The block is SJsj5P8. It is a finalized BC Timber Sales cutblock near the San Juan River, about an hour up the road from Port Renfrew. BC Timber Sales is a government agency, so the seller here is the province itself. See it on the interactive map.
What it is
- A BC Timber Sales block in Forest Operations Map project 1220, "Pacific Maritime."
- Workflow state: finalized. The public comment period ran a short window in spring 2024; the operating window runs 2024 to 2027.
- The seller and decision-maker is BC Timber Sales, Strait of Georgia.
What sits around it
Desktop GIS against official public layers shows the block is close to water, fish, and recreation:
- about 255 m from the San Juan River Recreation Site (nearest block edge to the site point)
- it intersects a mapped stream
- about 35 m from a recorded fish-passage assessment, and about 180 m from a recorded fish-passage barrier on a tributary of the San Juan
- near recorded observations of Coho, Steelhead, Cutthroat, and Rainbow in the area
None of this proves harm or that any rule was broken. It shows the block sits among public values that a complete decision record would have to account for.
The community-forest part
SJsj5P8 also overlaps the Qala:yit Community Forest, a partnership the province has described as involving Pacheedaht First Nation, the Cowichan Lake Community Forest Co-operative, BC Timber Sales, and the Province, with revenue shared with the Qala:yit partners. That matters, and it cuts the right way: a full-cost ledger for this block should count the community benefit, not just the environmental cost. The decision about cultural and community value belongs to those communities, not to outside commenters. The public's ask is narrower: that BC Timber Sales show the full record behind a public-timber sale.
What the public cannot see
For a finalized public-timber sale beside a recreation site and fish-bearing water, these records are not public:
- the site plan, cutting permit, and road permits
- the stream classification and the riparian (streamside) prescriptions
- the fish-passage and road-crossing records, and the barrier's status
- the sediment-control, drainage, and road-maintenance prescriptions
- the fuel-hazard assessment and slash-treatment records
- the sale appraisal, upset price, and winning bid, and the expected public revenue
- any full-cost or public-value analysis weighed before the sale
What you can do
The comment window for this block has closed, so the lever now is the records. The records-request guide has a ready email to BC Timber Sales asking where these records are held. Filing it, and publishing the answer or the silence, is how the gap gets closed one block at a time.

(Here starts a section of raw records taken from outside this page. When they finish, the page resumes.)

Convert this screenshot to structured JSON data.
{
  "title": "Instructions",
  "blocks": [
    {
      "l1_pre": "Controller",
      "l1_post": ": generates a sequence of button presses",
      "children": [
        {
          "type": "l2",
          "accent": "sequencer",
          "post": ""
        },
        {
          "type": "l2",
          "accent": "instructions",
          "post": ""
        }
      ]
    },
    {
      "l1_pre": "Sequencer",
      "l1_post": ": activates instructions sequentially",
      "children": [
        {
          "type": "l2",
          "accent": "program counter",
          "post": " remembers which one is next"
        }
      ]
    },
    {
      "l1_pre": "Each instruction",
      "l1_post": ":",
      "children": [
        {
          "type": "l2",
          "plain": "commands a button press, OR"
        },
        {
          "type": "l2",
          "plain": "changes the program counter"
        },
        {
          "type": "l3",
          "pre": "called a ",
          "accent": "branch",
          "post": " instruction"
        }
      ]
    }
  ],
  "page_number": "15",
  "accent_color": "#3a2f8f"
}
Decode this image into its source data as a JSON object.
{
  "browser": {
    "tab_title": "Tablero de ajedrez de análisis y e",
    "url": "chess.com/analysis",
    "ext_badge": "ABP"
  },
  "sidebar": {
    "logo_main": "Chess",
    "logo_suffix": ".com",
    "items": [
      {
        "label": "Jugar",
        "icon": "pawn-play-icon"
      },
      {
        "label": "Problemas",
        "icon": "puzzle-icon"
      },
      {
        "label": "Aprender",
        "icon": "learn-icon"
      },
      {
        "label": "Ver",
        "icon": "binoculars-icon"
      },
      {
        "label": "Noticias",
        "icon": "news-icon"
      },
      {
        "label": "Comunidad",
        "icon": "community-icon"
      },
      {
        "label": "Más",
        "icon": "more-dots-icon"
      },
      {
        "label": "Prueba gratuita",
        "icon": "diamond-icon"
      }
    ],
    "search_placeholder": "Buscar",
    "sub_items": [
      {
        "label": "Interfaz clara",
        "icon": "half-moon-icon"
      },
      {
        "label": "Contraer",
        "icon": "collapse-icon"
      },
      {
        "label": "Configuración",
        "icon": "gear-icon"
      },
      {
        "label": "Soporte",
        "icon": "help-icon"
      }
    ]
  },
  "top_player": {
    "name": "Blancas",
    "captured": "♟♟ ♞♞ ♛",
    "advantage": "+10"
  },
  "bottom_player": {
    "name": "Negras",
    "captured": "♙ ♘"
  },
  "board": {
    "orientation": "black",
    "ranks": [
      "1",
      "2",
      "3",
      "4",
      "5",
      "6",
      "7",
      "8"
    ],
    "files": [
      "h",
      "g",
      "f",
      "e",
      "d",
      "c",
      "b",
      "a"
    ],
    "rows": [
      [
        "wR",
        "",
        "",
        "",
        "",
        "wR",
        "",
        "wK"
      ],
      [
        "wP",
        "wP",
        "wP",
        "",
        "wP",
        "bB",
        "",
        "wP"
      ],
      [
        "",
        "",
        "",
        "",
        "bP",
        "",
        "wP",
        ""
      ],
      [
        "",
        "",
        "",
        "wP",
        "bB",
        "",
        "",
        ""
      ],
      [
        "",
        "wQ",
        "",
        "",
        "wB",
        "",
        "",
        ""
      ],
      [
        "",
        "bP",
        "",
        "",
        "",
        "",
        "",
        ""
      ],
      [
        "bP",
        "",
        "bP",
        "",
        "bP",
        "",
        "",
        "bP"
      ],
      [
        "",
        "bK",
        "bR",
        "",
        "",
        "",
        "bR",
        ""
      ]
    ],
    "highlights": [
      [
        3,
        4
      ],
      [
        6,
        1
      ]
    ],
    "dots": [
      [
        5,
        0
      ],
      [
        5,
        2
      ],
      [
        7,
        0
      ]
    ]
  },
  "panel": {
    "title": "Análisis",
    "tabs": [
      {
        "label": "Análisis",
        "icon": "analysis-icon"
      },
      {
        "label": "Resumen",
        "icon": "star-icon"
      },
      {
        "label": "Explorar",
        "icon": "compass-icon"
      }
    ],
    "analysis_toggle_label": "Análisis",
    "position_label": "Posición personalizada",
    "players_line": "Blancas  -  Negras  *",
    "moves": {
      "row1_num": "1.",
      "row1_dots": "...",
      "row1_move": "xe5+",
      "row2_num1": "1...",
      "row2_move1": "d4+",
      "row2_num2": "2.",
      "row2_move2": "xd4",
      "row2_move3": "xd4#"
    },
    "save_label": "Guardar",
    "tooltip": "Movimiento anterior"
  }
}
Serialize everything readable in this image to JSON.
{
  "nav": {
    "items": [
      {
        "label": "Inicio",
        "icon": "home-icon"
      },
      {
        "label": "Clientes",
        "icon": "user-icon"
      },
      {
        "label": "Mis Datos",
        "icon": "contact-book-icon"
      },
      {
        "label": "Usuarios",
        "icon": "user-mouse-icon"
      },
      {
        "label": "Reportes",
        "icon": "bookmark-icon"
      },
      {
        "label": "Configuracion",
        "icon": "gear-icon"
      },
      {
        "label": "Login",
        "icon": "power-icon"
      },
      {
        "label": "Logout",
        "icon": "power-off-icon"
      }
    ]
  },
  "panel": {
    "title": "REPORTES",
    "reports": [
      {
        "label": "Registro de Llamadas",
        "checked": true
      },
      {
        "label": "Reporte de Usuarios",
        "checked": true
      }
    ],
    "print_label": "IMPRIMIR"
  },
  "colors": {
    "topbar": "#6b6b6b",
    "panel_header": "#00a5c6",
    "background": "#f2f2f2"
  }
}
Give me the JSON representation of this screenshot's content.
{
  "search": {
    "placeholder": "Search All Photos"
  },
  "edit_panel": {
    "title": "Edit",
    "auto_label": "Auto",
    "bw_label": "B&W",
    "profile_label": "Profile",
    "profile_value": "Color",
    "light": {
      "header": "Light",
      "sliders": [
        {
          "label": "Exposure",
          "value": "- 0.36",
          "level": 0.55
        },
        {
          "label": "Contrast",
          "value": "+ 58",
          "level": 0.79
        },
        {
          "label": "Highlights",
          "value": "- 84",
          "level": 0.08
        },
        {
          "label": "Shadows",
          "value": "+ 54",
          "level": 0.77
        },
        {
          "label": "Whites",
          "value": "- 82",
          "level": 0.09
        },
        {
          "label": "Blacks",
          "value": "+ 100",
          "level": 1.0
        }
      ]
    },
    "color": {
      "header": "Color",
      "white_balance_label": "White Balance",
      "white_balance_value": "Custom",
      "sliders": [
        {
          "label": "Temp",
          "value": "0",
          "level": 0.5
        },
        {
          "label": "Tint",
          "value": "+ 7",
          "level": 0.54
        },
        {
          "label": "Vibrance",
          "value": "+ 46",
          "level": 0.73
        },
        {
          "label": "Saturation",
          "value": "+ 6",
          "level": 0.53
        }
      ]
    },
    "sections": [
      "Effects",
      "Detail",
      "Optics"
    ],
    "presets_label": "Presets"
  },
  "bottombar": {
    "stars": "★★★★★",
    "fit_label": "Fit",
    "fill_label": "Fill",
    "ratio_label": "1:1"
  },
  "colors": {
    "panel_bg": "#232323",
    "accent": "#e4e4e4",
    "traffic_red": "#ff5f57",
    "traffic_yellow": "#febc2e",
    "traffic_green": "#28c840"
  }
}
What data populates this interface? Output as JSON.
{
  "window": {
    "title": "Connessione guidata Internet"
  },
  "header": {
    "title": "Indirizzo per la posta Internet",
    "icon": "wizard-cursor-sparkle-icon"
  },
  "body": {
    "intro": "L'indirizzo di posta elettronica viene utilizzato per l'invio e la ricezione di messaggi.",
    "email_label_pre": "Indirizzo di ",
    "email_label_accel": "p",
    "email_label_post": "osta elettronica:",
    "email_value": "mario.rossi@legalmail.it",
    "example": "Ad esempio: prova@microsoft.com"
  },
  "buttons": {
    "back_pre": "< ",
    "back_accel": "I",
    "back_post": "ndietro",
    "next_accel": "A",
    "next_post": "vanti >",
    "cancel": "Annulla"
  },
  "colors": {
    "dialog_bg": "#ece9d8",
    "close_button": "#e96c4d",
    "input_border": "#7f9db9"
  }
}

For blocks where the comment period is still open, the comment assistant has a ready-to-send comment for each.
Caveats
This is desktop analysis from public spatial data, not a field survey or a legal review. Distances are from projected geometry. The official stream class, fish-bearing status, and prescriptions can only come from BC Timber Sales records or field work. The point is not that this block is unlawful or harmful. It is that the public is asked to accept a decision it cannot fully check.